Every Girl Crazy ‘Bout A Sharp Dressed Man

Posted on by Curt Thompson

ZZ Top gave us this classic line over thirty years ago, and it still holds. I mean, that is what it’s all about, right? Having the right clothes, the right look? The right amount of intelligence. The right job. The right children. The right theology. The right political party. The right reaction to my controlling supervisor. The right business strategy. Working to look and be perfect in every way to demonstrate that my life is wrinkle-free, that there are no mistakes, no problems, no weaknesses. I do everything I can to clothe myself such that my deep vulnerability will be covered. Will be protected. Will be hidden from anyone who might shame me if they were to know. If they were to know the truth that in fact I am vulnerable. I am often wrong. I am needy. I am broken and imperfect. I am all those words that in some way represent the sum total of what it means first to be human.

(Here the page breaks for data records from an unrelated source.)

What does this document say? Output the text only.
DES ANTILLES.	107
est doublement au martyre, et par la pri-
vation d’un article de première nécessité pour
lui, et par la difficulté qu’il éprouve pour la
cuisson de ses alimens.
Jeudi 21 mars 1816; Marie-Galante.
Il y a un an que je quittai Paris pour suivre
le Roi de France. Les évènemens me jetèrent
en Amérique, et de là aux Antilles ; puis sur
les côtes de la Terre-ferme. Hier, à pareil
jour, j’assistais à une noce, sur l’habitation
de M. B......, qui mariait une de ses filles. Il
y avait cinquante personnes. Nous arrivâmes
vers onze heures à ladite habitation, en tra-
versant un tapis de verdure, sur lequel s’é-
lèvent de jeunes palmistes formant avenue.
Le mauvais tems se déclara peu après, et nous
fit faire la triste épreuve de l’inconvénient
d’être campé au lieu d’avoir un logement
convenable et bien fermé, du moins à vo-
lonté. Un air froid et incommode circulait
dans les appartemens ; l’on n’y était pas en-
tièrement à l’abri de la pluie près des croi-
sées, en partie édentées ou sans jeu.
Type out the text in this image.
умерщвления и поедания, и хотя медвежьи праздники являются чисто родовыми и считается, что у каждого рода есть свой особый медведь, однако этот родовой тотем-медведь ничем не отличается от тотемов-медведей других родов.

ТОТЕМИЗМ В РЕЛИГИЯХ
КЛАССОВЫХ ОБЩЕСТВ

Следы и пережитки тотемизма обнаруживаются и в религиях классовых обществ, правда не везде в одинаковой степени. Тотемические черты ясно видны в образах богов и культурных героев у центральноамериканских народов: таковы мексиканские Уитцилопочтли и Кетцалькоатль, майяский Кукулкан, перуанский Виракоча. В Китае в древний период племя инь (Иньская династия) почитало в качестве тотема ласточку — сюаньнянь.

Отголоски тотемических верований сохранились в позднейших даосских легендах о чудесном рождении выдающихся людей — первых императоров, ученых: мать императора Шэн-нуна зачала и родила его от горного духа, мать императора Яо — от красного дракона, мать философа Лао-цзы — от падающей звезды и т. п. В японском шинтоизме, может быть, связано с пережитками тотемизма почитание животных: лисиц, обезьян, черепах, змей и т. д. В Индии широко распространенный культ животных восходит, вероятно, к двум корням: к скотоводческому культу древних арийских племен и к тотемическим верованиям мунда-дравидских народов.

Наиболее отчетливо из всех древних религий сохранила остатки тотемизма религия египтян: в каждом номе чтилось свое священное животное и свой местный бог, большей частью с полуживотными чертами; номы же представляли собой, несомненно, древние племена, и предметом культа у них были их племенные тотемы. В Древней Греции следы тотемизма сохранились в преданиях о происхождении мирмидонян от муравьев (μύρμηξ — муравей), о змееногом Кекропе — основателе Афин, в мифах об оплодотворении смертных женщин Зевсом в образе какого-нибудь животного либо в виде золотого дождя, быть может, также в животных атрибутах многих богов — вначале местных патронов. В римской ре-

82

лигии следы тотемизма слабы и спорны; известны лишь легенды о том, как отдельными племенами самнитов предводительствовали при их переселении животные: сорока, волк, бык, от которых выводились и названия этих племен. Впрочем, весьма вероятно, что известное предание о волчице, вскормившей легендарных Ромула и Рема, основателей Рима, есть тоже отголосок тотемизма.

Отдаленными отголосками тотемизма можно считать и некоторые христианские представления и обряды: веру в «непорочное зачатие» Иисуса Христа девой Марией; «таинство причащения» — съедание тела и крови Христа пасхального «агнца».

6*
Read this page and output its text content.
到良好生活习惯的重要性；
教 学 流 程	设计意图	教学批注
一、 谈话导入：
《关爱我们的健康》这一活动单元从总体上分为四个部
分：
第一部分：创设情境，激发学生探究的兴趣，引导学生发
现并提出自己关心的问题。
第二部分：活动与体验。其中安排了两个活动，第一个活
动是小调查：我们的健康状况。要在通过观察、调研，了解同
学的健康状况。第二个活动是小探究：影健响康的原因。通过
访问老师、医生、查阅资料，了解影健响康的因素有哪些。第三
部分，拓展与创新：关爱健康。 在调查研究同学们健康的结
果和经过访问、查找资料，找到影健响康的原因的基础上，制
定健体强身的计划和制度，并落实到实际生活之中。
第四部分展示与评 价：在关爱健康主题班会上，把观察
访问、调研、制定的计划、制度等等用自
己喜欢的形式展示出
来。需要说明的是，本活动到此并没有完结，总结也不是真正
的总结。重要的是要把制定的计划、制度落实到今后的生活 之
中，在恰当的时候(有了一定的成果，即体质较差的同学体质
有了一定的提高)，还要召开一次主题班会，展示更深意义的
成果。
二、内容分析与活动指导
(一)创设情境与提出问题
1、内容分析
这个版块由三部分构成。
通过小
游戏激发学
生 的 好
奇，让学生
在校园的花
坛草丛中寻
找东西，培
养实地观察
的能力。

It strikes me how we speak of having to “be” vulnerable. As if it is something we have to choose. As if I were choosing between water or iced tea for my meal. As if vulnerability were an option. But here’s the news about the brain, and about whom we were first made to be. To be vulnerable is not something we choose to be. It is something we are. The reason the brain is encased in solid bone is because it is vulnerable. It does not need to decide to be. What creates so much of our heartache is about how much we work—mostly automatically—to not be, or at the very least to pretend we should not be vulnerable. For since the beginning, evil did its best to splice shame together with our awareness of our nakedness, of our vulnerability. But it was not always so.

Think about it. There are few creative acts in which we humans are involved that are more beautiful and glorious than having sex and having babies. Each of these acts requires (at least at some level) that we are naked. And each is very messy. And our first parents in the Garden of Eden? Their potential for creativity was never more boundless than when they too were naked—vulnerable, in need of each other. In fact in need of someone wholly other in order to have dominion and rule over the earth. Their destiny as a king and queen was directly linked to their vulnerability. Directly related to the degree to which each would have to say, “I need you because I do not have what it takes to create fully on my own.” Their vocational blossoming was intended to be realized through and only through their deep and passionate need of each other’s capacity to provide that which the other did not possess.

Not so for many of us Westerners. I can put my pants on all by myself. Not only do I not need or want your help, but also the fact that I might even feel as if I do is a sure sign that there is something wrong with me. Shame, channeling evil, would love nothing more than for each of us to remain committed to the notion that we need to work harder, study harder, parent harder, do everything harder—but mostly that I should not be asking for help in any of that hard work. Otherwise I will be found out to be inadequate, inferior, and vulnerable to your discovering who I really am…and leave.

As such, I find ZZ Top to be helpful. I can only imagine that people will be crazy about me if I am sharply dressed. How strange that all those clothes in which I am so fashionably attired—my education; my assurance that I am married to the most attractive spouse in the room; my six-figure income; my home’s zip code; my health; my technology or alcohol addiction; my gluttony—all the duds in which I wrap myself and behind which I hide, are the very things that keep me from creating as God would have me create. The very things that with enough layers, leave me vocationally straitjacketed, that keep me from being partners with others who also long for Jesus’ coming kingdom of goodness and beauty. Moreover, how even more strange, that the greatest act of mercy, strength, and beauty the world has ever known involved a man being stripped naked before he was hung on a tree. And that same man would bid us to come and follow him. But then–how even more amazing that it was explicitly through the nakedness of Good Friday that we were led to the glory of Easter.

With whom are you vulnerable? With whom are you discovering new vocational freedom and creativity in the way you were born to create, following Jesus, doing what he did, scorning shame along the way? Who could have imagined–a vulnerable God who leads a vulnerable people into a kingdom of goodness and beauty.

I only hope I’m properly dressed for the occasion.